CNN published a story on Thursday that argues men are at risk of growing “man boobs” if they smoke too much marijuana. The piece, written by Dr. Anthony Youn, a plastic surgeon based in the Detroit area, warns that the proliferation of legalized pot may create even more instances of the apparently already-common “man boob” condition.
There is just one major problem with Youn’s story: It lacks scientific evidence.
Youn opens by saying that many men are already affected by “man boobs,” which he scientifically identifies as “gynecomastia.” According to Youn, between 33 and 41 percent of men aged 25–45 have gynecomastia, while 60 percent of adolescents do.
Ignoring the fact that this means that gynecomastia is a normal part of a man’s life, and not a disease or condition to be ashamed of, Youn goes on to act like the numbers of people who come to his plastic surgery practice complaining of “man boobs” is a sign of a growing epidemic, all thanks to marijuana use. “Although most cases of gynecomastia resolve spontaneously within a few months to a few years,” he writes, “in 2012 nearly 23,000 people underwent surgery to correct the condition.
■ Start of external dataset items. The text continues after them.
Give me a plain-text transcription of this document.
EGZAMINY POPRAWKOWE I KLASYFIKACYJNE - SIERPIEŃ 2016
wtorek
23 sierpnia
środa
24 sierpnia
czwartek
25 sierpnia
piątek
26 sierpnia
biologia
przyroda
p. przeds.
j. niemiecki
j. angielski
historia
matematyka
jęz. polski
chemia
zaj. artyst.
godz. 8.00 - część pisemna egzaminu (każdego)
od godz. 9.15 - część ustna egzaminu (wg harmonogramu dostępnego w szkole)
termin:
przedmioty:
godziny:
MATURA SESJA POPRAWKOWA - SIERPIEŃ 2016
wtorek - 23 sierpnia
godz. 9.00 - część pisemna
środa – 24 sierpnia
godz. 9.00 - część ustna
According to the American Society for Aesthetic Plastic Surgery (ASAPS), it was the fifth-most common cosmetic surgery in men.”
Studies don’t back up the connection Youn is trying to draw here. While certain reports have shown that marijuana use may temporarily reduce testosterone levels in men — something Youn says is a cause of gynecomastia — the doctor has no solid evidence to show any correlation between marijuana use and this so-called “condition.” In fact, the only study he cites directly contradicts his claim:
In humans, the effects of marijuana on testosterone and estrogen levels aren’t as clear. Lower testosterone levels have been reported in chronic marijuana users compared to nonusers, but not all studies support this.
Few studies have examined a direct causative effect between smoking marijuana and gynecomastia. A report in 1972 made the initial connection between cannabis and gynecomastia. This study is contrasted with a 1977 survey of U.S. Army soldiers which showed no association between smoking marijuana and gynecomastia. This study was limited, however, due to its very small sample size.
Despite having no real basis for his story, Youn tells readers how he plans to capitalize on this condition, especially if it grows with the increased legalization of marijuana across the U.S. “If a true link between smoking pot and gynecomastia does exist,” he writes, “then we should expect to see a spike in gynecomastia treatments in those states which have legalized marijuana.”
Youn’s entire involvement in the conversation is problematic. As a plastic surgeon, he has a vested interest in trying to drum up self-criticism and body image problems. And he has done so successfully for quite some time. Youn is the same doctor behind a series of stories this summer on the “semi-real” condition of “bitchy resting face” — where women’s faces aren’t friendly-looking enough. Youn’s solution to that made-up condition was very similar to his suggestion for this one: getting plastic surgery.